Perahu kayu pun putar haluan mengarah Pulau Onrust. Deru mesin yang khas, membelai telinga saat lima menit meluncur membelah laut biru yang menghitam. Menunjukkan bahwa perairan itu cukup dalam, terbayang kapal - kapal samudera besar dari berbagai penjuru dunia singgah di pulau penting di berbagai jaman ini.
Pernah pulau yang tak terlalu luas itu, menjadi galangan kapal-kapal belanda, juga rumah tahanan, lalu pernah menjadi pembuangan penderita kusta, dan karantina ibadah haji. Kini hanya ada beberapa bangunan kuno besar yang utuh terpelihara. Satu diifungsikan sebagai museum Barang-barang peninggalan lama. Seperti. Sepatu besi yang berfungsi seperti alat pasung tawanan di kaki.pasak paku kuno, foto hitam putih. Maket miniataur Onrust dari jaman ke jaman, cukup dimanjakan juga mata kita.

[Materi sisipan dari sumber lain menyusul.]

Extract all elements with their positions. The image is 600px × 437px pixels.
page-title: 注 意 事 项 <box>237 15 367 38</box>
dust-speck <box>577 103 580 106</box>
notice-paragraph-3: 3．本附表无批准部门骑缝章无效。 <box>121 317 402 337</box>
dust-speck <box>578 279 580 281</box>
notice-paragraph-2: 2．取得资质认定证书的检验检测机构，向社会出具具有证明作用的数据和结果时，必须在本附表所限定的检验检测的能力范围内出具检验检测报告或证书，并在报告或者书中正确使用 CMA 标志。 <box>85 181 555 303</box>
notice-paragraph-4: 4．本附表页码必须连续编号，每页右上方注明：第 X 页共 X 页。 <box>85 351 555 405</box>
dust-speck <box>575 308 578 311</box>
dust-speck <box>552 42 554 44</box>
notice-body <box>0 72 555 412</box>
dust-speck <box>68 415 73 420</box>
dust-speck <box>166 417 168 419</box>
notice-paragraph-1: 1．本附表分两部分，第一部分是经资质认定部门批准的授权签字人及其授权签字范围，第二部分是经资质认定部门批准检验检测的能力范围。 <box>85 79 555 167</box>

Lalu ada juga emoat ruangan bekas penjara, ruang interogasi dan penyiksaan. Juga ada manekin yang ekspresi wajahnya amat seram dsn menggambarkan tawanan berbaju hitam hitam, berjadapan dengan tentata VOC yang berseragam putih putih megah. Dari paparan yang disampaikan pemandu grup turis. Disampaikan ada kenyataan menyeramkan berkait dengan isi tawanan di ruangan yang hanya 10 x 10 meter persegi, bisa dipadatkan 100 tawanan.